WHY do people think it's ok to comment? I would never!

My dds (both in their early 20s) have this, one diagnosed, and they find it worse when trying to focus on doing something using fine motor skills ie drawing. Rather frustrating as they are both artists. The diagnosed one takes beta blockers which really helps

My Mum has had this for about 30 years (now late 80s) diagnosed as an essential tremor.
She takes some sort of epilepsy drug for hers which really is quite intrusive. She had to increase the dose in minute amounts when she first started taking it, and I know she had some nasty side effects (can't remember what now). It has got worse over the years, but she is just leaving it for now, as she doesn't want to go through increasing the dose again.
I wonder if beta blockers would work for her....

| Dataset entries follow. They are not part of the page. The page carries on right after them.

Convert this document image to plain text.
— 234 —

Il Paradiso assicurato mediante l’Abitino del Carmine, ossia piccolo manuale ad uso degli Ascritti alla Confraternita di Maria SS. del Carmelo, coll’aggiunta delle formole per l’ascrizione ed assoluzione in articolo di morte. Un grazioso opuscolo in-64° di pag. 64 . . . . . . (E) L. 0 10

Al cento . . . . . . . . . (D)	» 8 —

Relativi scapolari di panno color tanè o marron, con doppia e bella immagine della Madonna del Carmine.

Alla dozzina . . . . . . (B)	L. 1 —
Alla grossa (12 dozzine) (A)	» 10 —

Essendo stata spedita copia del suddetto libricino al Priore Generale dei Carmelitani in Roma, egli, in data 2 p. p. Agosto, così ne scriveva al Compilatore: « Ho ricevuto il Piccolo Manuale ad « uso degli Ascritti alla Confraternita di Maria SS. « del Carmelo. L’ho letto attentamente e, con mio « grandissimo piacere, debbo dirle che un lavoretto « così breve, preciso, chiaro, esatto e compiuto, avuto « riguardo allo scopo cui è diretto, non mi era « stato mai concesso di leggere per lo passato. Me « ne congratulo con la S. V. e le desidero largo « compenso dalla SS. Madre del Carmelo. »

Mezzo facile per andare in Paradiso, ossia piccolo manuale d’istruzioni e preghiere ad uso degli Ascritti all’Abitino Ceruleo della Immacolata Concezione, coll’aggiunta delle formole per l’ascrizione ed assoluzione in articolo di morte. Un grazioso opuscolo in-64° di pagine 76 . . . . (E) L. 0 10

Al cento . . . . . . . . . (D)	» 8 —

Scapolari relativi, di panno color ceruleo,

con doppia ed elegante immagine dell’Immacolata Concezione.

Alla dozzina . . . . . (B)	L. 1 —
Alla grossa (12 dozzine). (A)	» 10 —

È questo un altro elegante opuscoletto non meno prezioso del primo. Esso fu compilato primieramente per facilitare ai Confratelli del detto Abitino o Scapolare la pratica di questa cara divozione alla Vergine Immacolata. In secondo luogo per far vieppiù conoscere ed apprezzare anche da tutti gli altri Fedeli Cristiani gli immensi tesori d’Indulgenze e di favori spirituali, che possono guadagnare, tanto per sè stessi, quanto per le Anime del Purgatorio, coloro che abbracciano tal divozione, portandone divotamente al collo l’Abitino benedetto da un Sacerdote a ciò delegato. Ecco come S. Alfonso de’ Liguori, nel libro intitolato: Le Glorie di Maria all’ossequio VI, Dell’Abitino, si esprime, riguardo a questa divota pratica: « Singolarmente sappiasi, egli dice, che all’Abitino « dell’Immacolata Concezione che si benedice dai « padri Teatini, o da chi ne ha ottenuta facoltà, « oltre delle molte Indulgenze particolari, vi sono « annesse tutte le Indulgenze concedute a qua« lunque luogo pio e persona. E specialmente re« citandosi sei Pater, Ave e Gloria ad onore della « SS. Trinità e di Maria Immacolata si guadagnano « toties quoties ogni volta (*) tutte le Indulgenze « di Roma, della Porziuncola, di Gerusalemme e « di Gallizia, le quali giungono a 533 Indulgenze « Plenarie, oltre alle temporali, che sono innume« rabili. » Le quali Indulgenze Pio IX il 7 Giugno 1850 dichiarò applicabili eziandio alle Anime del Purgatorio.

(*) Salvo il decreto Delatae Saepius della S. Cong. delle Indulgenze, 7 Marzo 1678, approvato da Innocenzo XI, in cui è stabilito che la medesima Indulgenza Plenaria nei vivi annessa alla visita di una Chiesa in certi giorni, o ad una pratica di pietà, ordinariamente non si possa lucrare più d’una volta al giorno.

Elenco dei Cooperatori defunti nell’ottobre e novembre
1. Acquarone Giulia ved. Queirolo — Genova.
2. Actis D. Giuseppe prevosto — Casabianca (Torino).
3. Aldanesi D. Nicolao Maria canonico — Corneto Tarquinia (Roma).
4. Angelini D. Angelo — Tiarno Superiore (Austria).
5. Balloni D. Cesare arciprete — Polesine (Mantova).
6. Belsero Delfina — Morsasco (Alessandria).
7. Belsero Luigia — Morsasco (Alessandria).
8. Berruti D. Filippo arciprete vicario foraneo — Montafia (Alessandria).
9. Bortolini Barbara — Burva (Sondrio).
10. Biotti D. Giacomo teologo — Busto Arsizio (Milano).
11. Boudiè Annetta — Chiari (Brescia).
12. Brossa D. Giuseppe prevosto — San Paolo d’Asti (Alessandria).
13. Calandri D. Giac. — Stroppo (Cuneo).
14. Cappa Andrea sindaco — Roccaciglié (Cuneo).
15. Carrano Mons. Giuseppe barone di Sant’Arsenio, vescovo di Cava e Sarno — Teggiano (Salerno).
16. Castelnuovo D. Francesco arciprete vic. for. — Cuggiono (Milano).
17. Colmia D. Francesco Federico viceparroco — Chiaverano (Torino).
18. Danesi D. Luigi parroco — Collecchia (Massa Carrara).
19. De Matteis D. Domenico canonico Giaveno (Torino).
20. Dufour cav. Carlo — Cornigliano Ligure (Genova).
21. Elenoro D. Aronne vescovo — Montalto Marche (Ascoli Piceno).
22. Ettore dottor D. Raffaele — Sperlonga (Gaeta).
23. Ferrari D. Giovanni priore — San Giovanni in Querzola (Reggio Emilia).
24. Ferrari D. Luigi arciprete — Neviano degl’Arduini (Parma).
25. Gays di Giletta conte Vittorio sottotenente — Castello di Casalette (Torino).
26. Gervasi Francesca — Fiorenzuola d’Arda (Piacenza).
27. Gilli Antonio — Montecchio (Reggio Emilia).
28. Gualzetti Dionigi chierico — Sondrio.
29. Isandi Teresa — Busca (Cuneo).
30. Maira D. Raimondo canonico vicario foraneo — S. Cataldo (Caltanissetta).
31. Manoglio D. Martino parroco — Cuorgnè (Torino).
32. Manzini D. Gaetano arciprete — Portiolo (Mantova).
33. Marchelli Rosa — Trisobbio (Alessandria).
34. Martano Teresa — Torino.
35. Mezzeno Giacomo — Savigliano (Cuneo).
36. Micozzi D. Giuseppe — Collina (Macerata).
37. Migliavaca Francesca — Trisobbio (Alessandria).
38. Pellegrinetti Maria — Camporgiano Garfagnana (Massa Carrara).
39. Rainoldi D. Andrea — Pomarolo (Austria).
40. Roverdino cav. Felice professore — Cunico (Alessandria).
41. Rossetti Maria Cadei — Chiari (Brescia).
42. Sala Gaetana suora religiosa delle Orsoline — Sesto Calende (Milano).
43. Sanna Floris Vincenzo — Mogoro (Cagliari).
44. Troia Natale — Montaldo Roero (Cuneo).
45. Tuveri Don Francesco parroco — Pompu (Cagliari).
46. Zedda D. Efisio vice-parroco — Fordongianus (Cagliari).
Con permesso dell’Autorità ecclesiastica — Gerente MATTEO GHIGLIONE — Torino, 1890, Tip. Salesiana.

Have you tried taking magnesium supplements? Most of them are magnesium citrate which is useless, you need magnesium bisglycinate, which costs 5x more but does the job.

Thanks for this suggestion. DH has essential tremour. Its worse when lifting cups or using a knife. As for contact lenses......!

Interesting comments, thanks so much all.

The neurologist said that meds would probably have worse side effects than they would help, which seems to be the consensus here as well.

I do think that stress exacerbates it (am going through redundancy at the moment and not sleeping well), someone at work separately mentioned magnesium to help with my sleep and I've managed to get as far as googling it, so good to know what sort may also help this as well.

Definitely worth a try. The neurologist told me that blood tests can show normal magnesium levels but you can still be deficient. Because blood magnesium level doesn’t necessarily reflect levels in the rest of the body. Perimenopause and stress both deplete magnesium, and so does taking PPI medication for stomach acid.